# Linear Regression using OLS (Ordinary Least Squares)

## Summary

* **Ordinary Least Squares (OLS)** estimates linear regression parameters by minimizing the **sum of squared errors** between actual and predicted values.
* Unlike **Gradient Descent**, OLS provides a **closed-form solution**, meaning coefficients are computed directly without iteration.
* The method defines a **squared error cost function** and computes **partial derivatives** with respect to the intercept ($\beta_0$) and slope ($\beta_1$).
* Setting these derivatives equal to **zero** yields the **global minimum**, producing optimal coefficient values.

## Exam Notes

### OLS vs Gradient Descent

**Question**: What is the primary difference between Gradient Descent and OLS?

**Answer**:  
**Gradient Descent** is an **iterative optimization algorithm** that updates parameters step-by-step.  
**OLS** is an **analytical method** that directly computes the optimal coefficients ($\beta_0$, $\beta_1$) by solving equations obtained from setting derivatives to zero.

### Deriving the Coefficients

**Question**: How are $\beta_0$ and $\beta_1$ derived in OLS?

**Answer**:  
They are derived by minimizing the **Sum of Squared Errors (SSE)**. This is done by:
1. Taking partial derivatives of SSE with respect to $\beta_0$ and $\beta_1$
2. Setting the derivatives equal to zero
3. Solving the resulting system of equations

---

## Derivation of Coefficients

### 1. The Cost Function

OLS minimizes the **Sum of Squared Errors (SSE)**:

$$
S(\beta_0, \beta_1) = \sum_{i=1}^{n} (y_i - \beta_0 - \beta_1 x_i)^2
$$

---

### 2. Derivation of $\beta_0$ (Intercept)
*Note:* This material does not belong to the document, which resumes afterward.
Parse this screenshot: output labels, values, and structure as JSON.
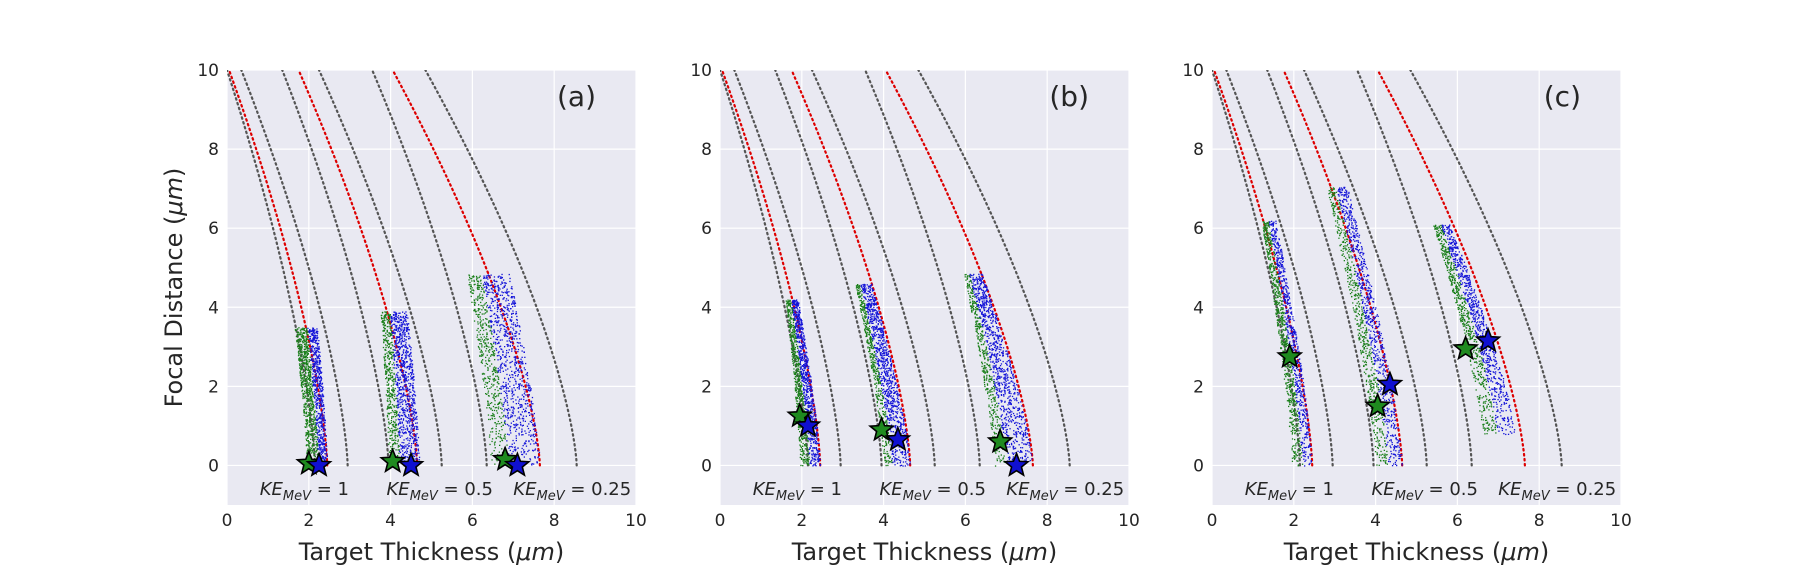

**Step 1: Partial Derivative**

$$
\frac{\partial S}{\partial \beta_0}
= -2 \sum (y_i - \beta_0 - \beta_1 x_i)
$$

Set derivative to zero:

$$
\sum (y_i - \beta_0 - \beta_1 x_i) = 0
$$

**Step 2: Simplify**

$$
\sum y_i - n\beta_0 - \beta_1 \sum x_i = 0
$$

**Step 3: Solve for $\beta_0$**

$$
\beta_0 = \bar{y} - \beta_1 \bar{x}
$$

---

### 3. Derivation of $\beta_1$ (Slope)

**Step 1: Partial Derivative**

$$
\frac{\partial S}{\partial \beta_1}
= -2 \sum (y_i - \beta_0 - \beta_1 x_i)x_i
$$

Set derivative to zero:

$$
\sum x_i(y_i - \beta_0 - \beta_1 x_i) = 0
$$

**Step 2: Expand**

$$
\sum x_i y_i - \beta_0 \sum x_i - \beta_1 \sum x_i^2 = 0
$$

**Step 3: Substitute $\beta_0$**

Substitute  $\beta_0 = \bar{y} - \beta_1 \bar{x}$  into the normal equation:

$$
\sum_{i=1}^{n} \left(
x_i y_i - (\bar{y} - \beta_1 \bar{x})x_i - \beta_1 x_i^2
\right) = 0
$$

---

**Step 4: Expand and Group Terms**

First, expand the expression:

$$
\sum_{i=1}^{n} \left(
x_i y_i - x_i \bar{y} + \beta_1 \bar{x} x_i - \beta_1 x_i^2
\right) = 0
$$

Now, group the terms and take $x_i$ as a common factor:


$$
\sum_{i=1}^{n} x_i(y_i - \bar{y})
+
\sum_{i=1}^{n} x_i(\beta_1 \bar{x} - \beta_1 x_i)
= 0
$$

---

**Step 5: Factor Out $\beta_1$**

$$
\sum_{i=1}^{n} (y_i - \bar{y})
-
\beta_1 \sum_{i=1}^{n} (x_i - \bar{x})
= 0
$$

Rearranging to isolate $\beta_1$:

$$
\beta_1 \sum_{i=1}^{n} (x_i - \bar{x})
=
\sum_{i=1}^{n} (y_i - \bar{y})
$$

---


---

## Final Result

$$
\boxed{
\begin{aligned}
\beta_1 &= \frac{\sum (y_i - \bar{y})}{\sum (x_i - \bar{x})} \\
\beta_0 &= \bar{y} - \beta_1 \bar{x}
\end{aligned}
}
$$